Department of Neurosurgery, University of Illinois at Chicago, Chicago, Illinois.
Center for Clinical and Translational Science, University of Illinois at Chicago, Chicago, Illinois.
Neurosurgery. 2020 Jun 1;86(6):755-762. doi: 10.1093/neuros/nyz337.
Symptomatic intracranial atherosclerotic disease (ICAD) is an important cause of stroke. Although the high periprocedural risk of intracranial stenting from recent randomized studies has dampened enthusiasm for such interventions, submaximal angioplasty without stenting may represent a safer endovascular treatment option.

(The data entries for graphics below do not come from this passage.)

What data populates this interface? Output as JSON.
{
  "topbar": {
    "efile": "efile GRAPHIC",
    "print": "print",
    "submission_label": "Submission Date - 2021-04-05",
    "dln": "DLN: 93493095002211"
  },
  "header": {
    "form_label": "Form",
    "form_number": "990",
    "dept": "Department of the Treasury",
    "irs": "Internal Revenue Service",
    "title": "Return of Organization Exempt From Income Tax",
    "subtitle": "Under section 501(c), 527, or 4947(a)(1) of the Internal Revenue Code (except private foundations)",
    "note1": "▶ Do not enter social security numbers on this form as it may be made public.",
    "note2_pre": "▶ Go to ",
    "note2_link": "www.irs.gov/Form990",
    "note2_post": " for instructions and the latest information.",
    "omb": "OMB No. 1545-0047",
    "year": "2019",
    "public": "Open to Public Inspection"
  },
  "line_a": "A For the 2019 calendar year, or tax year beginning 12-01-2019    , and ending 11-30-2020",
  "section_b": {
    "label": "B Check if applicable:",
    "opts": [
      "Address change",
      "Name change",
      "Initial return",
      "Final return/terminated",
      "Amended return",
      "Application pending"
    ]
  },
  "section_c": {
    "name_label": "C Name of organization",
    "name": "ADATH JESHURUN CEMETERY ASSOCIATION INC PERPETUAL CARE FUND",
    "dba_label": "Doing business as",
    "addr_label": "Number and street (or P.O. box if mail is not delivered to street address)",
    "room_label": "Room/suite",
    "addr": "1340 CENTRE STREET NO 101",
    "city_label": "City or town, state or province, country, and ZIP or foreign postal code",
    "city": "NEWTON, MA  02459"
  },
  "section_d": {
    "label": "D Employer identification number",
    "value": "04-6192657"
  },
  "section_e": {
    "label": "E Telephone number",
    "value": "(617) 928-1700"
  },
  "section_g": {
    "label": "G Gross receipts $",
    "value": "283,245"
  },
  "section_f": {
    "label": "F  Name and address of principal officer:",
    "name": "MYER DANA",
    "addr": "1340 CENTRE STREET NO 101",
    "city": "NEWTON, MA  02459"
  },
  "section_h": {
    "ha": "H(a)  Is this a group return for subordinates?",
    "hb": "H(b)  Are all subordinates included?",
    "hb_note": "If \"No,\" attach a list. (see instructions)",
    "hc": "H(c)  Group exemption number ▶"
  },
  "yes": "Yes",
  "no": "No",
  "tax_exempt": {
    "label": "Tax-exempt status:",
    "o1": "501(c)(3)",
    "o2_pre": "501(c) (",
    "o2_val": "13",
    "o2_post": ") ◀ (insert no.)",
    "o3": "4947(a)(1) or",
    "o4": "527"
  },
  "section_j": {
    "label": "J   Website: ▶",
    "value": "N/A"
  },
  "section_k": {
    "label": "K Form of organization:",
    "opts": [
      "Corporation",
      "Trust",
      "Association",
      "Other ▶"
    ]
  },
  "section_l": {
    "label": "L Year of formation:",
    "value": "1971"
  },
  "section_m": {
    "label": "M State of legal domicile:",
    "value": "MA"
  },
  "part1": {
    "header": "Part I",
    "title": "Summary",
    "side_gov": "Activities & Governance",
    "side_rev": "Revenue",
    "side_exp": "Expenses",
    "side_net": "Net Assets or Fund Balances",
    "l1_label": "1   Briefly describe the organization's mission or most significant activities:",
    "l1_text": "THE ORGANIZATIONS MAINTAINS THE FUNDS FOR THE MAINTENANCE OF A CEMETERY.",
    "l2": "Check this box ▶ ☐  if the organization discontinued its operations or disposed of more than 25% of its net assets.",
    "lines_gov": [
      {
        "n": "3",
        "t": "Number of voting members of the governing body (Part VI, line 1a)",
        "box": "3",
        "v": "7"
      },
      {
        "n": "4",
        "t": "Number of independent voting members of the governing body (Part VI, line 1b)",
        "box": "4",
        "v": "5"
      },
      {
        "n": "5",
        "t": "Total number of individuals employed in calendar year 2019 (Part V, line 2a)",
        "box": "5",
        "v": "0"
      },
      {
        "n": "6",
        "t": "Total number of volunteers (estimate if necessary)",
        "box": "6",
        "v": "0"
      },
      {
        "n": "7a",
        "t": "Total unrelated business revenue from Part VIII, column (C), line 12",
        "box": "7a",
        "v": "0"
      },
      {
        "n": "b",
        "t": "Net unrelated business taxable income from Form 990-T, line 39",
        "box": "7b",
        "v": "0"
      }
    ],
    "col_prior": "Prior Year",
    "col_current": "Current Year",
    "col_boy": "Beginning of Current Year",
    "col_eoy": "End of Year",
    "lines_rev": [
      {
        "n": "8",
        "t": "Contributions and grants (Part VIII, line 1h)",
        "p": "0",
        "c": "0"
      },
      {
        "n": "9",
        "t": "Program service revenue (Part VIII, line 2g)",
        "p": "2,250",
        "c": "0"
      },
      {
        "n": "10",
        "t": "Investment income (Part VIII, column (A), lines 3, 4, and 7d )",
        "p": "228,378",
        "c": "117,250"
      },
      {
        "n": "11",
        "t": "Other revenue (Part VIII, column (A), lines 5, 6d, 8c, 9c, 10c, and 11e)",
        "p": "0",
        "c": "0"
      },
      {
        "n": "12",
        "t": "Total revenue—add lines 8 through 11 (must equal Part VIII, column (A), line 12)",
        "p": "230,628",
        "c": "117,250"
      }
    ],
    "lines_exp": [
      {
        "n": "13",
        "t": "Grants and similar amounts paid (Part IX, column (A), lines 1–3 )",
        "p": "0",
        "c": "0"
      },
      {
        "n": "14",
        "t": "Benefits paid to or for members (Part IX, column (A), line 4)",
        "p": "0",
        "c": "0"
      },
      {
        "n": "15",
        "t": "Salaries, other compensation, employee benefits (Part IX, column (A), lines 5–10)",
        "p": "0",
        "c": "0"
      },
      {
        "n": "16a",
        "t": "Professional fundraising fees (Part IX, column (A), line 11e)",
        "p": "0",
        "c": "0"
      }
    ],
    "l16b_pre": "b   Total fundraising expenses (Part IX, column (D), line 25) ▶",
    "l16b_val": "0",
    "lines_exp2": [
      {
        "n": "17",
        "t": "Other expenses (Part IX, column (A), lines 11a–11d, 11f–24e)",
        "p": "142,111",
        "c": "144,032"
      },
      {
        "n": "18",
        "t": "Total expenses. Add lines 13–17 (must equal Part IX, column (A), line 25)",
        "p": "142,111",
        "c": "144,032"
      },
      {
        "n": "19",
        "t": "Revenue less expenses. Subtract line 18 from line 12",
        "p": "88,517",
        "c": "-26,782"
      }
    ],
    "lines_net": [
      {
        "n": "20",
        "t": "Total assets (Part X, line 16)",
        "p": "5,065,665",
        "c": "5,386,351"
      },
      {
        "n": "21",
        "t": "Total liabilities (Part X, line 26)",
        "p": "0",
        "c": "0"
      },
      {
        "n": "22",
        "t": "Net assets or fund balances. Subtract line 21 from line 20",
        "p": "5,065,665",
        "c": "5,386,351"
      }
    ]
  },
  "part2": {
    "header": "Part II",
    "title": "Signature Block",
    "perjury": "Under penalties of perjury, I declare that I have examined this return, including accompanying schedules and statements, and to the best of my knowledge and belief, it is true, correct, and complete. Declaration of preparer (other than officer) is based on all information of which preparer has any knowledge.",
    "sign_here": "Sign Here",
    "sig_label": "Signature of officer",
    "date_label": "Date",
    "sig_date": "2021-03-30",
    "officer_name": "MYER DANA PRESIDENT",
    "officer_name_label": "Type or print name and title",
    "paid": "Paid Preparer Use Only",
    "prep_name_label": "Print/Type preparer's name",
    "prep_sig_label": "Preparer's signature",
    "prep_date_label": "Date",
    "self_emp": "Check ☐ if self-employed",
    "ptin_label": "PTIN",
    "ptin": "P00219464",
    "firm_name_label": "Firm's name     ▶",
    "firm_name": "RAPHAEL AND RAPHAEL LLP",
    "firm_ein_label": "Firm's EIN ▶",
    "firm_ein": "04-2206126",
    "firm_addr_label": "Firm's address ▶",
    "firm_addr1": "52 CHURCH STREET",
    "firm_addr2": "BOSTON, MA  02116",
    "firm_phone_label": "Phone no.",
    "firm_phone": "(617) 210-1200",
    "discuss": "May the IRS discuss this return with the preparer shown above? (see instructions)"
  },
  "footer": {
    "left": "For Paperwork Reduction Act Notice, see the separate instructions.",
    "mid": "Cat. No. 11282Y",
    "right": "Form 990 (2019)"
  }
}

To examine the periprocedural and long-term risks associated with submaximal angioplasty for ICAD based on the available literature.

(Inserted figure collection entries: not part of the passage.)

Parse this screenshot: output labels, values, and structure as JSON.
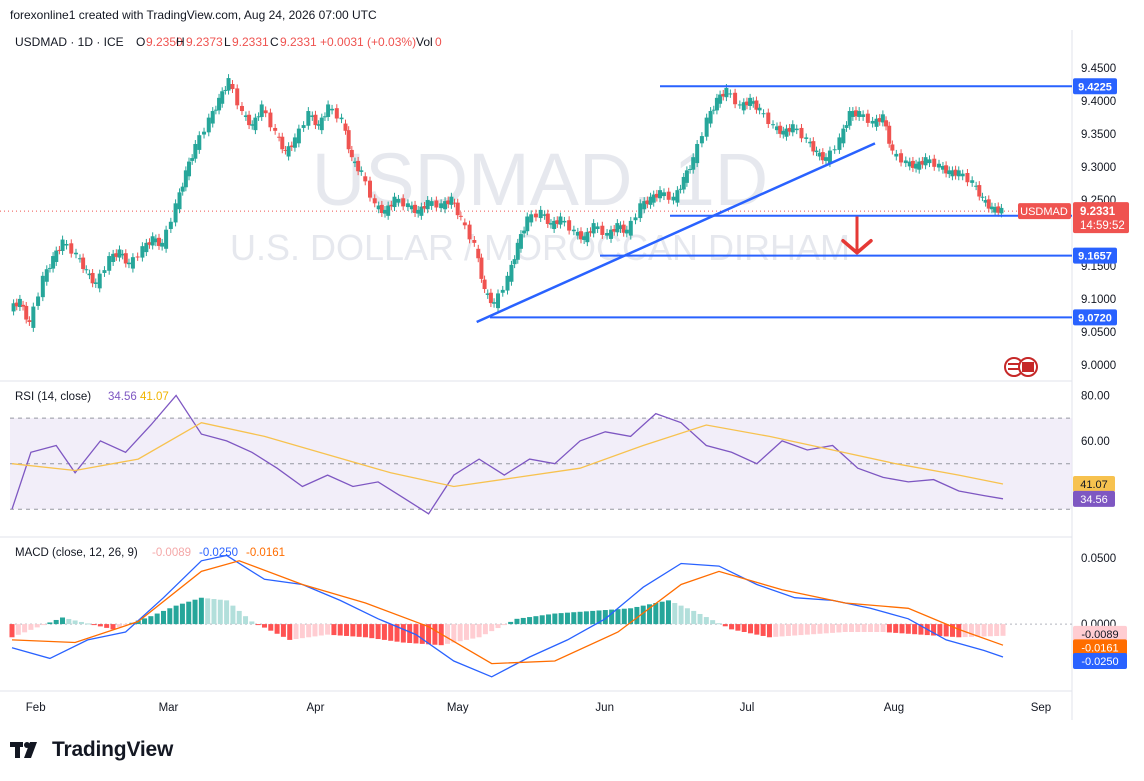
{
  "header": {
    "attribution": "forexonline1 created with TradingView.com, Aug 24, 2026 07:00 UTC"
  },
  "footer": {
    "brand": "TradingView"
  },
  "chart_data": [
    {
      "type": "candlestick",
      "symbol_line": {
        "symbol": "USDMAD · 1D · ICE",
        "open_label": "O",
        "open": "9.2350",
        "high_label": "H",
        "high": "9.2373",
        "low_label": "L",
        "low": "9.2331",
        "close_label": "C",
        "close": "9.2331",
        "change": "+0.0031 (+0.03%)",
        "vol_label": "Vol",
        "vol": "0"
      },
      "watermark": {
        "symbol": "USDMAD, 1D",
        "name": "U.S. DOLLAR / MOROCCAN DIRHAM"
      },
      "y_ticks": [
        "9.4500",
        "9.4000",
        "9.3500",
        "9.3000",
        "9.2500",
        "9.1500",
        "9.1000",
        "9.0500",
        "9.0000"
      ],
      "ylim": [
        8.98,
        9.47
      ],
      "x_ticks": [
        "Feb",
        "Mar",
        "Apr",
        "May",
        "Jun",
        "Jul",
        "Aug",
        "Sep"
      ],
      "levels": [
        {
          "value": 9.4225,
          "label": "9.4225"
        },
        {
          "value": 9.2261,
          "label": "9.2261"
        },
        {
          "value": 9.1657,
          "label": "9.1657"
        },
        {
          "value": 9.072,
          "label": "9.0720"
        }
      ],
      "price_badge": {
        "symbol": "USDMAD",
        "value": "9.2331",
        "countdown": "14:59:52"
      },
      "trendline": {
        "from": [
          "May 5",
          9.065
        ],
        "to": [
          "Jul 28",
          9.336
        ]
      },
      "annotation": "down-arrow",
      "colors": {
        "up": "#26a69a",
        "down": "#ef5350",
        "levels": "#2962ff",
        "badge": "#2962ff"
      },
      "series_close_path": [
        [
          "Jan 27",
          9.085
        ],
        [
          "Jan 29",
          9.095
        ],
        [
          "Jan 31",
          9.06
        ],
        [
          "Feb 3",
          9.13
        ],
        [
          "Feb 5",
          9.16
        ],
        [
          "Feb 7",
          9.185
        ],
        [
          "Feb 10",
          9.165
        ],
        [
          "Feb 12",
          9.14
        ],
        [
          "Feb 14",
          9.12
        ],
        [
          "Feb 17",
          9.16
        ],
        [
          "Feb 19",
          9.17
        ],
        [
          "Feb 21",
          9.15
        ],
        [
          "Feb 24",
          9.175
        ],
        [
          "Feb 26",
          9.19
        ],
        [
          "Feb 28",
          9.18
        ],
        [
          "Mar 3",
          9.24
        ],
        [
          "Mar 5",
          9.29
        ],
        [
          "Mar 7",
          9.33
        ],
        [
          "Mar 10",
          9.37
        ],
        [
          "Mar 12",
          9.4
        ],
        [
          "Mar 14",
          9.43
        ],
        [
          "Mar 17",
          9.38
        ],
        [
          "Mar 19",
          9.36
        ],
        [
          "Mar 21",
          9.39
        ],
        [
          "Mar 24",
          9.35
        ],
        [
          "Mar 26",
          9.32
        ],
        [
          "Mar 28",
          9.34
        ],
        [
          "Mar 31",
          9.38
        ],
        [
          "Apr 2",
          9.36
        ],
        [
          "Apr 4",
          9.39
        ],
        [
          "Apr 7",
          9.37
        ],
        [
          "Apr 9",
          9.31
        ],
        [
          "Apr 11",
          9.29
        ],
        [
          "Apr 14",
          9.24
        ],
        [
          "Apr 16",
          9.23
        ],
        [
          "Apr 18",
          9.25
        ],
        [
          "Apr 21",
          9.24
        ],
        [
          "Apr 23",
          9.23
        ],
        [
          "Apr 25",
          9.245
        ],
        [
          "Apr 28",
          9.24
        ],
        [
          "Apr 30",
          9.25
        ],
        [
          "May 2",
          9.22
        ],
        [
          "May 5",
          9.18
        ],
        [
          "May 7",
          9.11
        ],
        [
          "May 9",
          9.09
        ],
        [
          "May 12",
          9.13
        ],
        [
          "May 14",
          9.18
        ],
        [
          "May 16",
          9.22
        ],
        [
          "May 19",
          9.23
        ],
        [
          "May 21",
          9.21
        ],
        [
          "May 23",
          9.22
        ],
        [
          "May 26",
          9.2
        ],
        [
          "May 28",
          9.19
        ],
        [
          "May 30",
          9.21
        ],
        [
          "Jun 2",
          9.195
        ],
        [
          "Jun 4",
          9.21
        ],
        [
          "Jun 6",
          9.2
        ],
        [
          "Jun 9",
          9.24
        ],
        [
          "Jun 11",
          9.25
        ],
        [
          "Jun 13",
          9.26
        ],
        [
          "Jun 16",
          9.25
        ],
        [
          "Jun 18",
          9.28
        ],
        [
          "Jun 20",
          9.31
        ],
        [
          "Jun 23",
          9.37
        ],
        [
          "Jun 25",
          9.4
        ],
        [
          "Jun 27",
          9.415
        ],
        [
          "Jun 30",
          9.39
        ],
        [
          "Jul 2",
          9.4
        ],
        [
          "Jul 4",
          9.385
        ],
        [
          "Jul 7",
          9.36
        ],
        [
          "Jul 9",
          9.35
        ],
        [
          "Jul 11",
          9.36
        ],
        [
          "Jul 14",
          9.34
        ],
        [
          "Jul 16",
          9.32
        ],
        [
          "Jul 18",
          9.31
        ],
        [
          "Jul 21",
          9.34
        ],
        [
          "Jul 23",
          9.38
        ],
        [
          "Jul 25",
          9.38
        ],
        [
          "Jul 28",
          9.365
        ],
        [
          "Jul 30",
          9.375
        ],
        [
          "Aug 1",
          9.32
        ],
        [
          "Aug 4",
          9.305
        ],
        [
          "Aug 6",
          9.3
        ],
        [
          "Aug 8",
          9.31
        ],
        [
          "Aug 11",
          9.3
        ],
        [
          "Aug 13",
          9.29
        ],
        [
          "Aug 15",
          9.29
        ],
        [
          "Aug 18",
          9.275
        ],
        [
          "Aug 20",
          9.25
        ],
        [
          "Aug 22",
          9.235
        ],
        [
          "Aug 24",
          9.233
        ]
      ]
    },
    {
      "type": "line",
      "title": "RSI (14, close)",
      "values_shown": [
        "34.56",
        "41.07"
      ],
      "y_ticks": [
        "80.00",
        "60.00"
      ],
      "ylim": [
        20,
        85
      ],
      "bands": [
        70,
        50,
        30
      ],
      "series": [
        {
          "name": "RSI",
          "color": "#7e57c2",
          "points": [
            [
              0,
              30
            ],
            [
              3,
              55
            ],
            [
              7,
              58
            ],
            [
              10,
              46
            ],
            [
              14,
              60
            ],
            [
              18,
              55
            ],
            [
              22,
              67
            ],
            [
              26,
              80
            ],
            [
              30,
              63
            ],
            [
              34,
              60
            ],
            [
              38,
              55
            ],
            [
              42,
              48
            ],
            [
              46,
              40
            ],
            [
              50,
              45
            ],
            [
              54,
              40
            ],
            [
              58,
              42
            ],
            [
              62,
              35
            ],
            [
              66,
              28
            ],
            [
              70,
              45
            ],
            [
              74,
              52
            ],
            [
              78,
              45
            ],
            [
              82,
              52
            ],
            [
              86,
              50
            ],
            [
              90,
              60
            ],
            [
              94,
              64
            ],
            [
              98,
              62
            ],
            [
              102,
              72
            ],
            [
              106,
              68
            ],
            [
              110,
              58
            ],
            [
              114,
              55
            ],
            [
              118,
              50
            ],
            [
              122,
              60
            ],
            [
              126,
              56
            ],
            [
              130,
              58
            ],
            [
              134,
              48
            ],
            [
              138,
              44
            ],
            [
              142,
              42
            ],
            [
              146,
              43
            ],
            [
              150,
              38
            ],
            [
              154,
              36
            ],
            [
              157,
              34.56
            ]
          ]
        },
        {
          "name": "MA",
          "color": "#f7c24f",
          "points": [
            [
              0,
              50
            ],
            [
              10,
              47
            ],
            [
              20,
              52
            ],
            [
              30,
              68
            ],
            [
              40,
              62
            ],
            [
              50,
              54
            ],
            [
              60,
              46
            ],
            [
              70,
              40
            ],
            [
              80,
              44
            ],
            [
              90,
              48
            ],
            [
              100,
              58
            ],
            [
              110,
              67
            ],
            [
              120,
              62
            ],
            [
              130,
              56
            ],
            [
              140,
              50
            ],
            [
              150,
              45
            ],
            [
              157,
              41.07
            ]
          ]
        }
      ]
    },
    {
      "type": "bar",
      "title": "MACD (close, 12, 26, 9)",
      "values_shown": [
        "-0.0089",
        "-0.0250",
        "-0.0161"
      ],
      "y_ticks": [
        "0.0500",
        "0.0000"
      ],
      "ylim": [
        -0.05,
        0.06
      ],
      "badges": [
        {
          "label": "-0.0089",
          "color": "#ffcdd2",
          "text_color": "#131722"
        },
        {
          "label": "-0.0161",
          "color": "#ff6d00",
          "text_color": "#ffffff"
        },
        {
          "label": "-0.0250",
          "color": "#2962ff",
          "text_color": "#ffffff"
        }
      ],
      "macd_line": [
        [
          0,
          -0.018
        ],
        [
          6,
          -0.026
        ],
        [
          12,
          -0.012
        ],
        [
          18,
          -0.006
        ],
        [
          24,
          0.02
        ],
        [
          30,
          0.048
        ],
        [
          34,
          0.052
        ],
        [
          40,
          0.034
        ],
        [
          46,
          0.03
        ],
        [
          52,
          0.018
        ],
        [
          58,
          0.004
        ],
        [
          64,
          -0.008
        ],
        [
          70,
          -0.028
        ],
        [
          76,
          -0.04
        ],
        [
          82,
          -0.025
        ],
        [
          88,
          -0.012
        ],
        [
          94,
          0.004
        ],
        [
          100,
          0.028
        ],
        [
          106,
          0.046
        ],
        [
          112,
          0.044
        ],
        [
          118,
          0.03
        ],
        [
          124,
          0.02
        ],
        [
          130,
          0.018
        ],
        [
          136,
          0.012
        ],
        [
          142,
          0.004
        ],
        [
          148,
          -0.012
        ],
        [
          154,
          -0.02
        ],
        [
          157,
          -0.025
        ]
      ],
      "signal_line": [
        [
          0,
          -0.012
        ],
        [
          10,
          -0.014
        ],
        [
          20,
          0.002
        ],
        [
          30,
          0.04
        ],
        [
          36,
          0.048
        ],
        [
          46,
          0.03
        ],
        [
          56,
          0.016
        ],
        [
          66,
          -0.002
        ],
        [
          76,
          -0.03
        ],
        [
          86,
          -0.028
        ],
        [
          96,
          -0.006
        ],
        [
          106,
          0.03
        ],
        [
          112,
          0.04
        ],
        [
          122,
          0.026
        ],
        [
          132,
          0.016
        ],
        [
          142,
          0.012
        ],
        [
          150,
          -0.004
        ],
        [
          157,
          -0.016
        ]
      ],
      "histogram": [
        [
          0,
          -0.01
        ],
        [
          8,
          0.005
        ],
        [
          16,
          -0.004
        ],
        [
          22,
          0.006
        ],
        [
          26,
          0.014
        ],
        [
          30,
          0.02
        ],
        [
          34,
          0.018
        ],
        [
          38,
          0.002
        ],
        [
          44,
          -0.012
        ],
        [
          50,
          -0.008
        ],
        [
          56,
          -0.01
        ],
        [
          62,
          -0.014
        ],
        [
          68,
          -0.016
        ],
        [
          74,
          -0.01
        ],
        [
          80,
          0.004
        ],
        [
          86,
          0.008
        ],
        [
          92,
          0.01
        ],
        [
          98,
          0.012
        ],
        [
          104,
          0.018
        ],
        [
          108,
          0.01
        ],
        [
          114,
          -0.004
        ],
        [
          120,
          -0.01
        ],
        [
          126,
          -0.008
        ],
        [
          132,
          -0.006
        ],
        [
          138,
          -0.006
        ],
        [
          144,
          -0.008
        ],
        [
          150,
          -0.01
        ],
        [
          157,
          -0.0089
        ]
      ]
    }
  ]
}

All English language studies of intracranial angioplasty for ICAD were screened. Inclusion criteria were as follows: ≥ 5 patients, intervention with submaximal angioplasty alone, and identifiable periprocedural (30-d) outcomes. Analysis was co-nducted to identify the following: 1) periprocedural risk of any stroke (ischemic or hemorrh-agic) or death, and 2) stroke in the territory of the target vessel and fatal stroke beyond 30 d. Mixed effects logistic regression was used to summarize event rates. Funnel plot and rank correlation tests were employed to detect publication bias. The relative risk of periprocedural events from anterior vs posterior circulation disease intervention was also examined.

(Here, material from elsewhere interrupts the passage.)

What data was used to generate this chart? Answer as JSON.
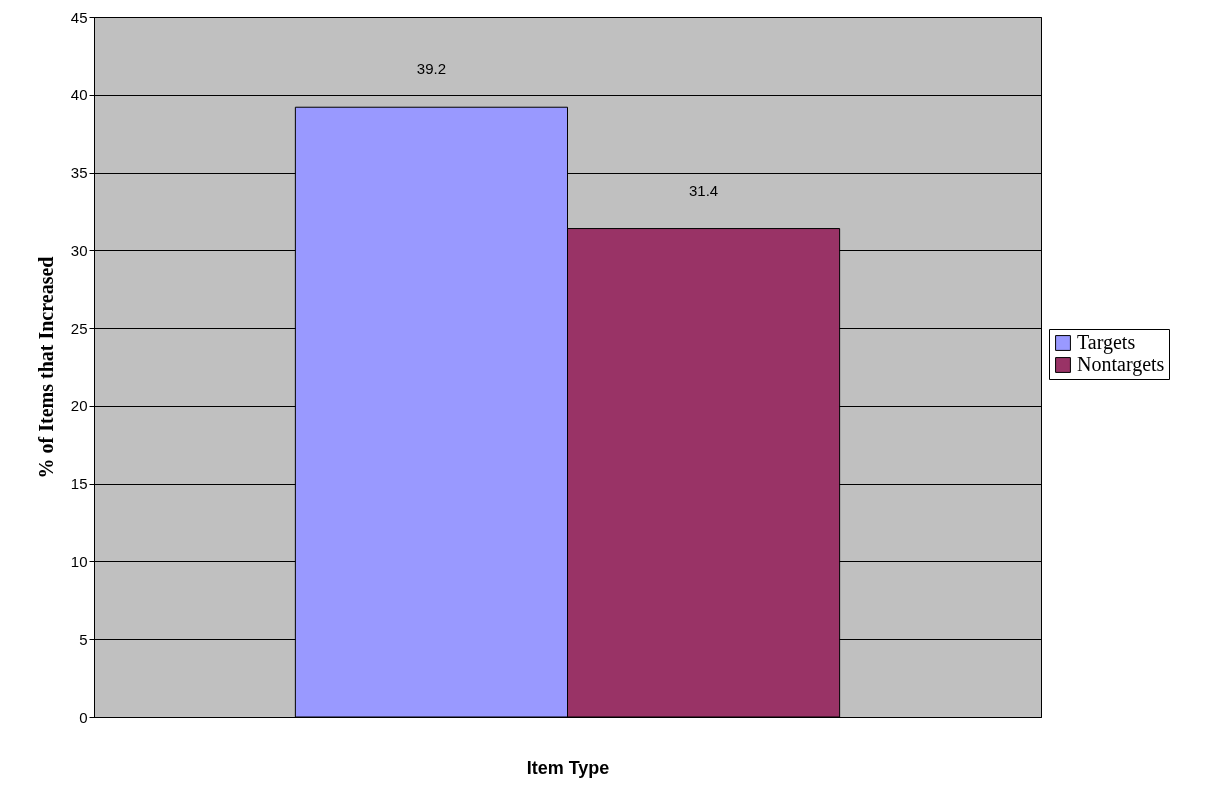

A total of 9 studies with 408 interventions in 395 patients met inclusion criteria. Six of these studies included 113 posterior circulation interventions. The estimated pooled rate for 30-d stroke or death following submaximal angioplasty was 4.9% (95% CI: 3.2%-7.5%), whereas the estimated pooled rate beyond 30 d was 3.7% (95% CI: 2.2%-6.0%). There was no statistical difference in estimated pooled rate for 30-d stroke or death between patients with anterior (4.8%, 95% CI: 2.8%-7.9%) vs posterior (5.3%, 95% CI: 2.4%-11.3%) circulation disease (P > .99).
Submaximal angioplasty represents a potentially promising intervention for symptomatic ICAD.
症状性颅内动脉粥样硬化性疾病(ICAD)是中风的一个重要原因。尽管最近的随机研究表明颅内支架置入术的围手术期风险较高,但不置入支架的次全扩张成形术可能是一种更安全的血管内治疗选择。
根据现有文献,研究 ICAD 次全扩张成形术的围手术期和长期风险。
筛选了所有关于 ICAD 颅内血管成形术的英文文献。纳入标准如下:≥5 例患者,单独行次全扩张成形术干预,且有明确的围手术期(30 天)结局。分析的目的是确定以下内容:1)任何卒中和(或)死亡的围手术期风险,以及 2)目标血管供血区的卒中以及 30 天后的致命性卒中。采用混合效应逻辑回归法对事件发生率进行汇总。采用漏斗图和秩相关检验来检测发表偏倚。还检查了前循环与后循环疾病介入治疗的围手术期事件的相对风险。
共有 9 项研究的 408 例介入治疗纳入了 395 例患者,其中 6 项研究包括 113 例后循环介入治疗。次全扩张成形术后 30 天卒中或死亡的估计合并率为 4.9%(95%CI:3.2%-7.5%),而 30 天后的估计合并率为 3.7%(95%CI:2.2%-6.0%)。前循环(4.8%,95%CI:2.8%-7.9%)与后循环(5.3%,95%CI:2.4%-11.3%)疾病患者的 30 天卒中或死亡的估计合并率无统计学差异(P>.99)。
次全扩张成形术是治疗症状性 ICAD 的一种有潜力的治疗方法。